I have been fascinated by AI and computer vision for years now (especially given that I'm rather visually challenged myself!)
The Huawei P30 pro was the first smart phone to consistently see better and further than I can, thanks to its designed in approach to optical zoom and AI augmented combination zoom.
That leads me to this discussion; function by design. I only see with one fully functional eye, which is fine generally but denies me the full experience of binocular disparity that makes the world so vibrant for a majority of people.

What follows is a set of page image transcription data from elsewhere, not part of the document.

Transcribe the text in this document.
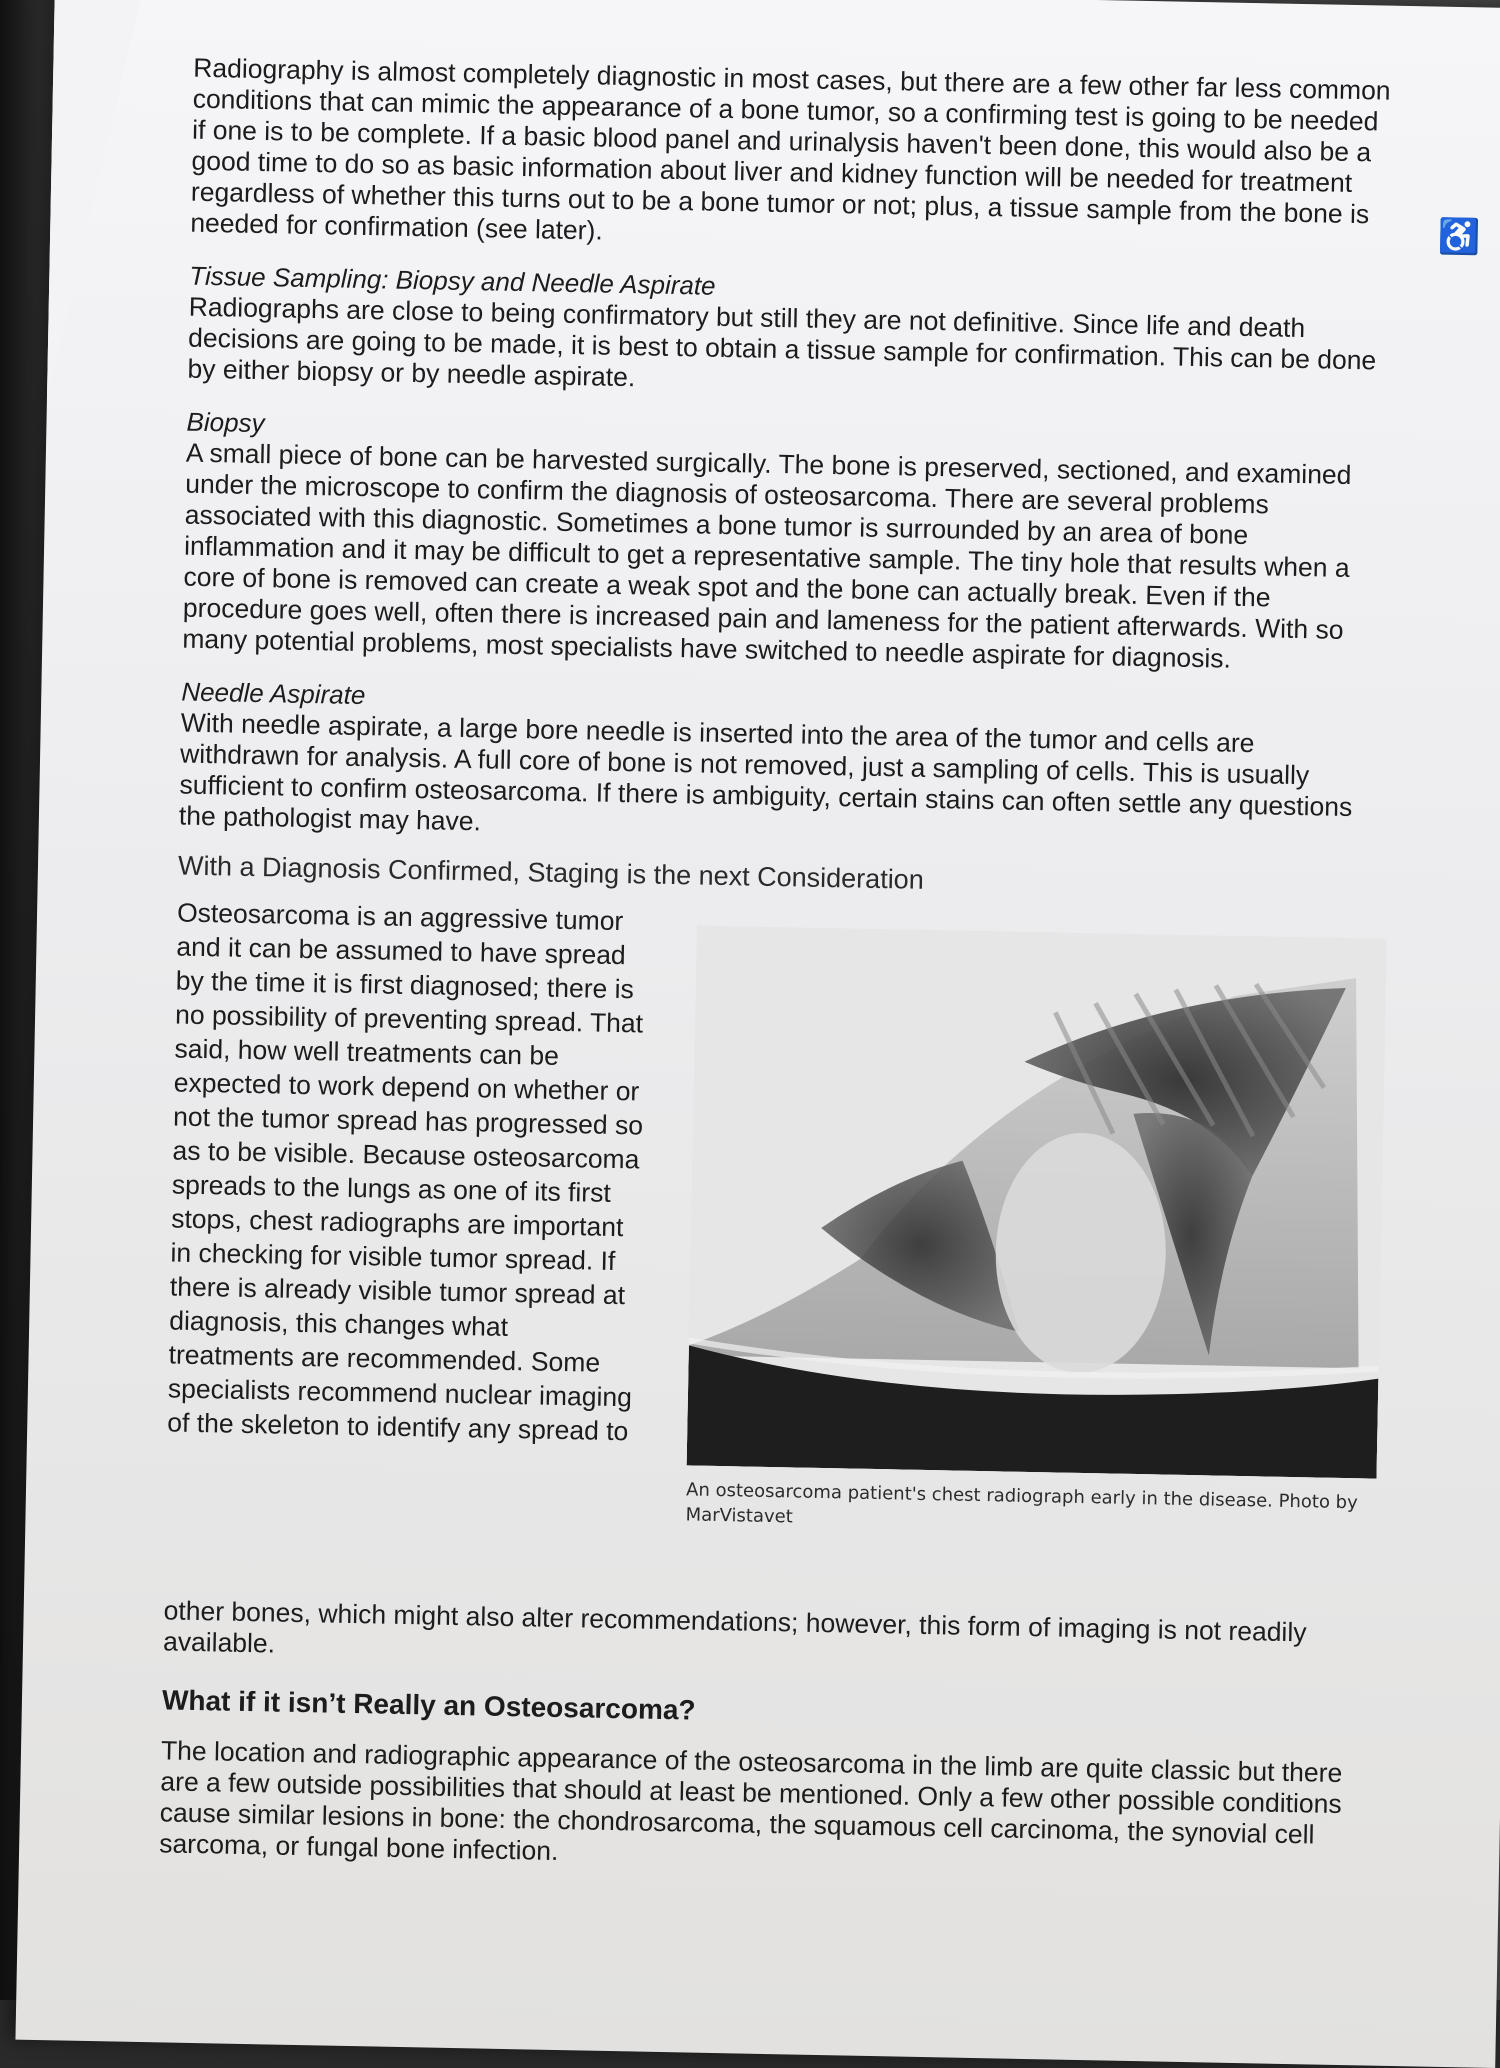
Radiography is almost completely diagnostic in most cases, but there are a few other far less common conditions that can mimic the appearance of a bone tumor, so a confirming test is going to be needed if one is to be complete. If a basic blood panel and urinalysis haven't been done, this would also be a good time to do so as basic information about liver and kidney function will be needed for treatment regardless of whether this turns out to be a bone tumor or not; plus, a tissue sample from the bone is needed for confirmation (see later).

Tissue Sampling: Biopsy and Needle Aspirate

Radiographs are close to being confirmatory but still they are not definitive. Since life and death decisions are going to be made, it is best to obtain a tissue sample for confirmation. This can be done by either biopsy or by needle aspirate.

Biopsy

A small piece of bone can be harvested surgically. The bone is preserved, sectioned, and examined under the microscope to confirm the diagnosis of osteosarcoma. There are several problems associated with this diagnostic. Sometimes a bone tumor is surrounded by an area of bone inflammation and it may be difficult to get a representative sample. The tiny hole that results when a core of bone is removed can create a weak spot and the bone can actually break. Even if the procedure goes well, often there is increased pain and lameness for the patient afterwards. With so many potential problems, most specialists have switched to needle aspirate for diagnosis.

Needle Aspirate

With needle aspirate, a large bore needle is inserted into the area of the tumor and cells are withdrawn for analysis. A full core of bone is not removed, just a sampling of cells. This is usually sufficient to confirm osteosarcoma. If there is ambiguity, certain stains can often settle any questions the pathologist may have.

With a Diagnosis Confirmed, Staging is the next Consideration

Osteosarcoma is an aggressive tumor and it can be assumed to have spread by the time it is first diagnosed; there is no possibility of preventing spread. That said, how well treatments can be expected to work depend on whether or not the tumor spread has progressed so as to be visible. Because osteosarcoma spreads to the lungs as one of its first stops, chest radiographs are important in checking for visible tumor spread. If there is already visible tumor spread at diagnosis, this changes what treatments are recommended. Some specialists recommend nuclear imaging of the skeleton to identify any spread to

An osteosarcoma patient's chest radiograph early in the disease. Photo by MarVistavet

other bones, which might also alter recommendations; however, this form of imaging is not readily available.

What if it isn’t Really an Osteosarcoma?

The location and radiographic appearance of the osteosarcoma in the limb are quite classic but there are a few outside possibilities that should at least be mentioned. Only a few other possible conditions cause similar lesions in bone: the chondrosarcoma, the squamous cell carcinoma, the synovial cell sarcoma, or fungal bone infection.

♿
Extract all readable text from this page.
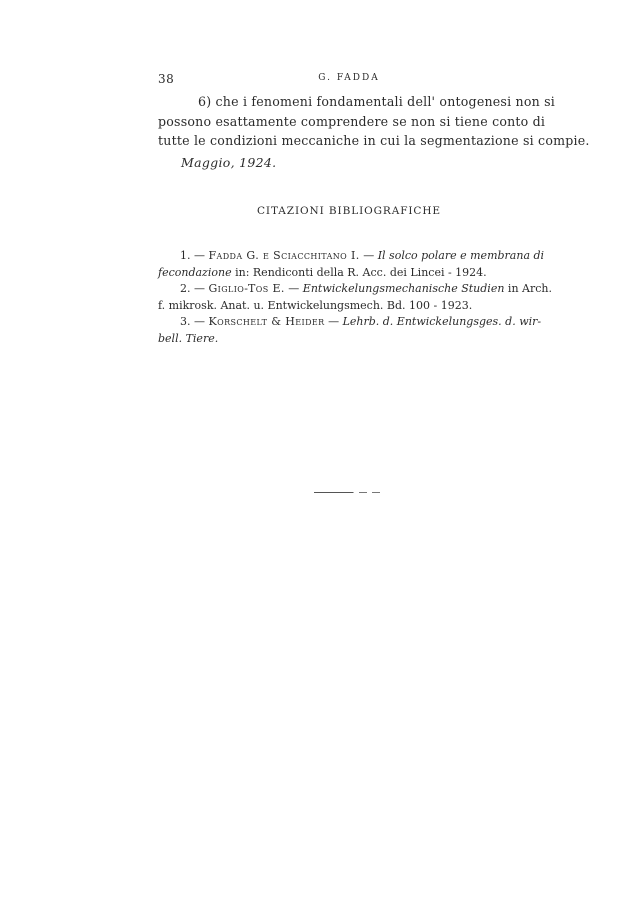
38	G. FADDA

6) che i fenomeni fondamentali dell' ontogenesi non si
possono esattamente comprendere se non si tiene conto di
tutte le condizioni meccaniche in cui la segmentazione si compie.

Maggio, 1924.
CITAZIONI BIBLIOGRAFICHE
1. — Fadda G. e Sciacchitano I. — Il solco polare e membrana di
fecondazione in: Rendiconti della R. Acc. dei Lincei - 1924.
2. — Giglio-Tos E. — Entwickelungsmechanische Studien in Arch.
f. mikrosk. Anat. u. Entwickelungsmech. Bd. 100 - 1923.
3. — Korschelt & Heider — Lehrb. d. Entwickelungsges. d. wir-
bell. Tiere.
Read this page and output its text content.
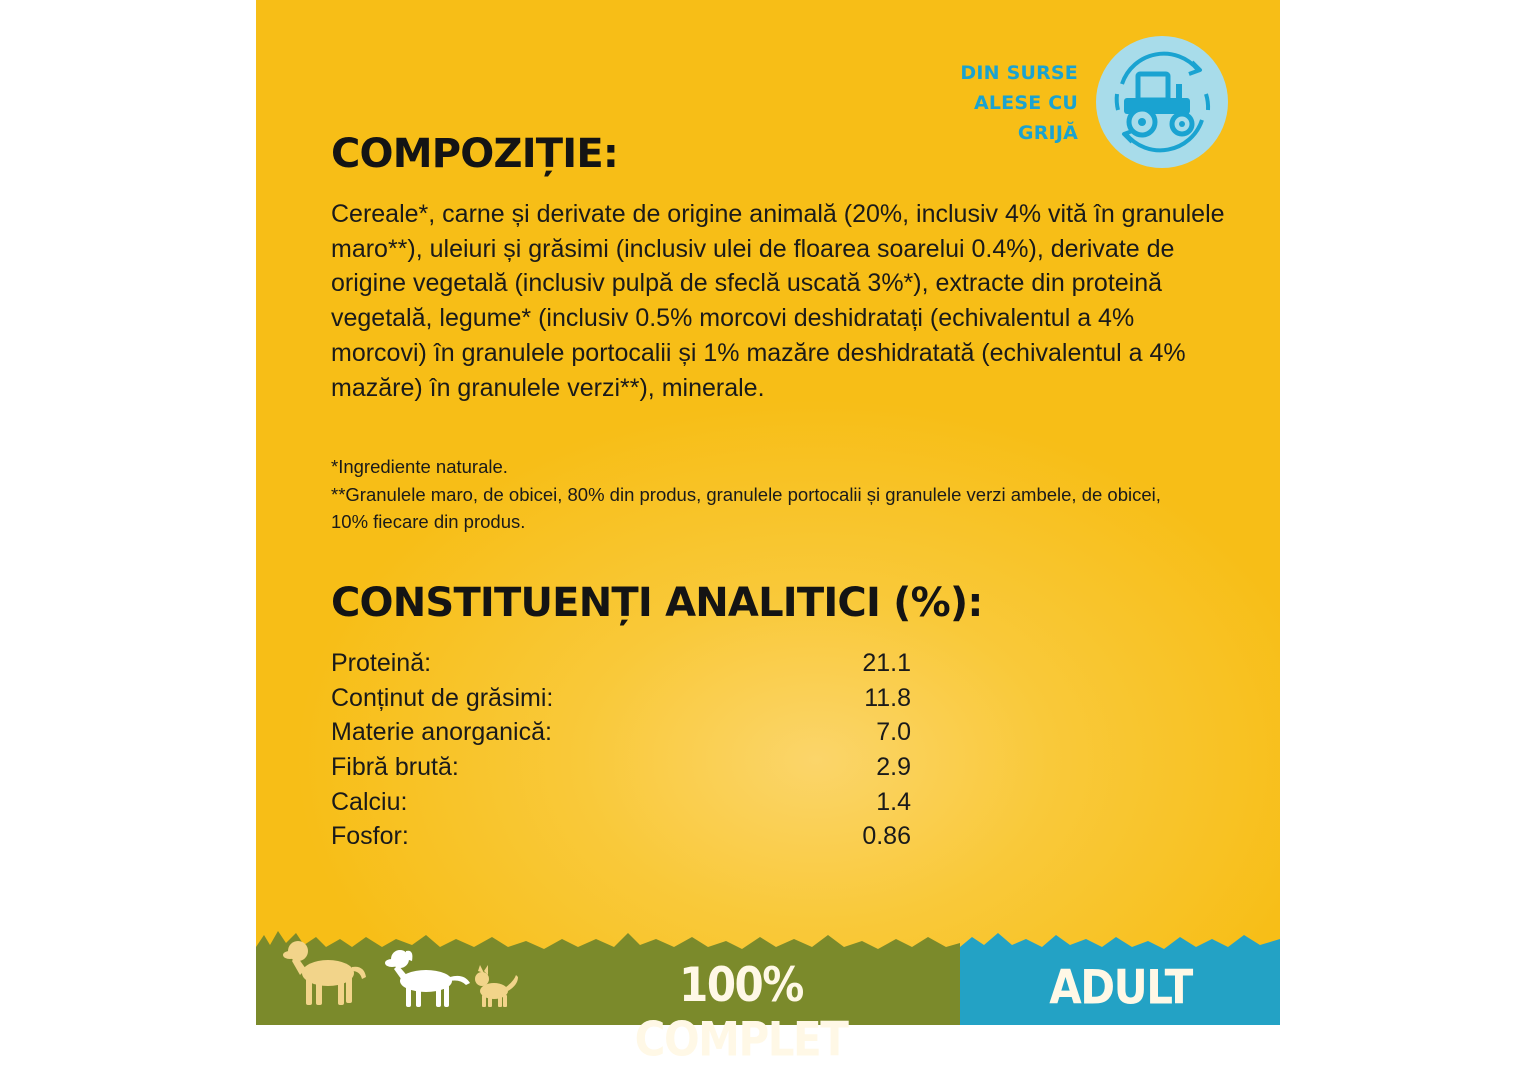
DIN SURSE
ALESE CU
GRIJĂ
COMPOZIȚIE:

Cereale*, carne și derivate de origine animală (20%, inclusiv 4% vită în granulele maro**), uleiuri și grăsimi (inclusiv ulei de floarea soarelui 0.4%), derivate de origine vegetală (inclusiv pulpă de sfeclă uscată 3%*), extracte din proteină vegetală, legume* (inclusiv 0.5% morcovi deshidratați (echivalentul a 4% morcovi) în granulele portocalii și 1% mazăre deshidratată (echivalentul a 4% mazăre) în granulele verzi**), minerale.

*Ingrediente naturale.

**Granulele maro, de obicei, 80% din produs, granulele portocalii și granulele verzi ambele, de obicei, 10% fiecare din produs.

CONSTITUENȚI ANALITICI (%):
Proteină:	21.1
Conținut de grăsimi:	11.8
Materie anorganică:	7.0
Fibră brută:	2.9
Calciu:	1.4
Fosfor:	0.86
100% COMPLET
ADULT
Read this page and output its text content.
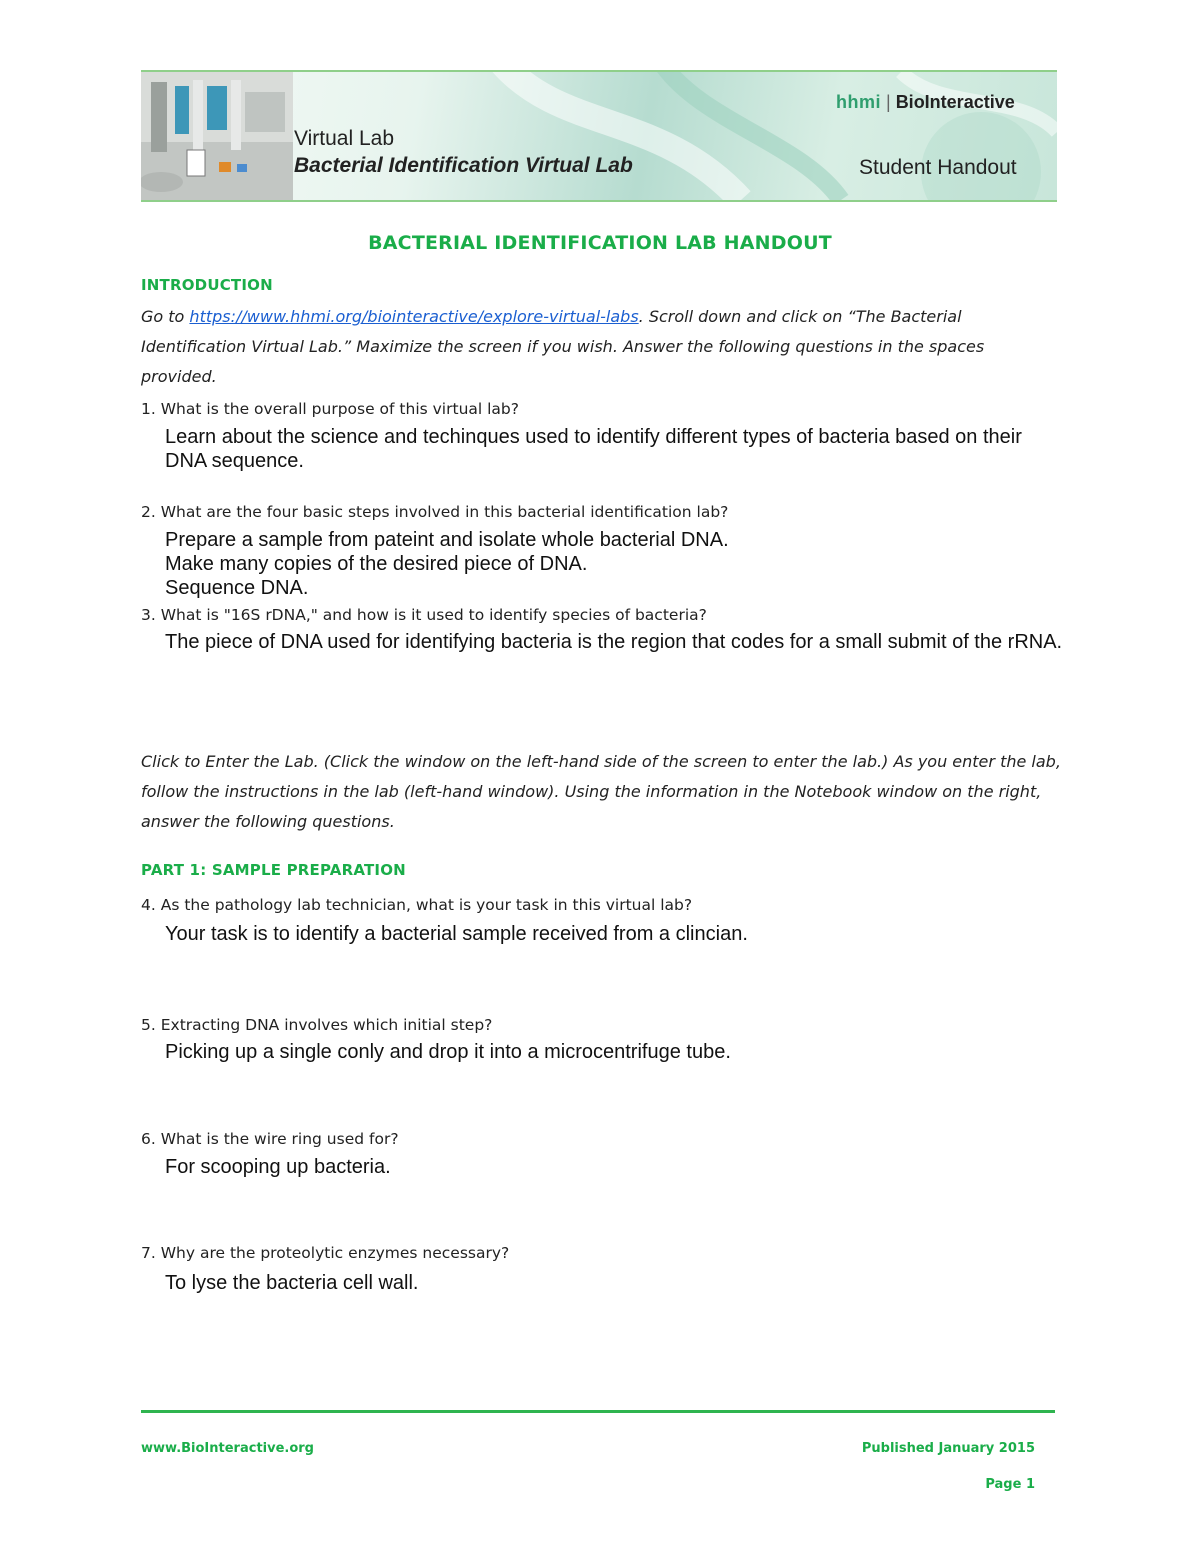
hhmi | BioInteractive
Virtual Lab
Bacterial Identification Virtual Lab	Student Handout
BACTERIAL IDENTIFICATION LAB HANDOUT
INTRODUCTION
Go to https://www.hhmi.org/biointeractive/explore-virtual-labs. Scroll down and click on “The Bacterial Identification Virtual Lab.” Maximize the screen if you wish. Answer the following questions in the spaces provided.
1. What is the overall purpose of this virtual lab?
Learn about the science and techinques used to identify different types of bacteria based on their DNA sequence.
2. What are the four basic steps involved in this bacterial identification lab?
Prepare a sample from pateint and isolate whole bacterial DNA.
Make many copies of the desired piece of DNA.
Sequence DNA.
3. What is "16S rDNA," and how is it used to identify species of bacteria?
The piece of DNA used for identifying bacteria is the region that codes for a small submit of the rRNA.
Click to Enter the Lab. (Click the window on the left-hand side of the screen to enter the lab.) As you enter the lab, follow the instructions in the lab (left-hand window). Using the information in the Notebook window on the right, answer the following questions.
PART 1: SAMPLE PREPARATION
4. As the pathology lab technician, what is your task in this virtual lab?
Your task is to identify a bacterial sample received from a clincian.
5. Extracting DNA involves which initial step?
Picking up a single conly and drop it into a microcentrifuge tube.
6. What is the wire ring used for?
For scooping up bacteria.
7. Why are the proteolytic enzymes necessary?
To lyse the bacteria cell wall.
www.BioInteractive.org	Published January 2015
Page 1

My world view feels akin to the single camera setup of old, with exceptional people working to recreate visual processing hardware and software to utilise the visual data in their programs. It still feels a bit fragmented though so this discussion is about encouraging people (especially those with disabilities) to think about design to enhance functionality. Why do I mentioned disabilities? They are valuable - you don't take things for granted and I'm willing to bet have encountered obstacles and annoyances which most wouldn't even notice. That experience is valuable in innovation.
Mine led me to encounter this bio fact as I studied Vision as part of Psychology:
FBD: Did you know your eye does all the processing needed to detect an objects edge , thanks to the layout of cells that pass information from the front line light detectors to the optic nerve? Edge detection is designed into the "hardware".
...the brain then takes over to deal with distance, occlusion, object known properties and such so you always recognise a whole object even when it's partly hidden, and know its likely texture, hardness, weight, use etc.... Which has been a hot topic in computer vision and AI - hampered mostly by the processing overhead needed for the first stage of object recognition - finding edges, which biology would have you believe is easy
FBD: Camera position. AI can process depth with any degree of spacing really, so positioning has never really been a topic. I'd invite the collective here to think of this again though from my perspective. What could we achieve, in functionality, by placing the camera arrays at the typical distance that you'd find the human eyes spaced apart? The camera would be able to bring 3d stereographic images to life, be able to see more of an objects surface than a narrower array of lenses, potentially making 3d scanning faster and more accurate.
What are your thoughts? Do you have a disability that could provide a nugget of information for design that most wouldn't have come across? I'd love to hear from you.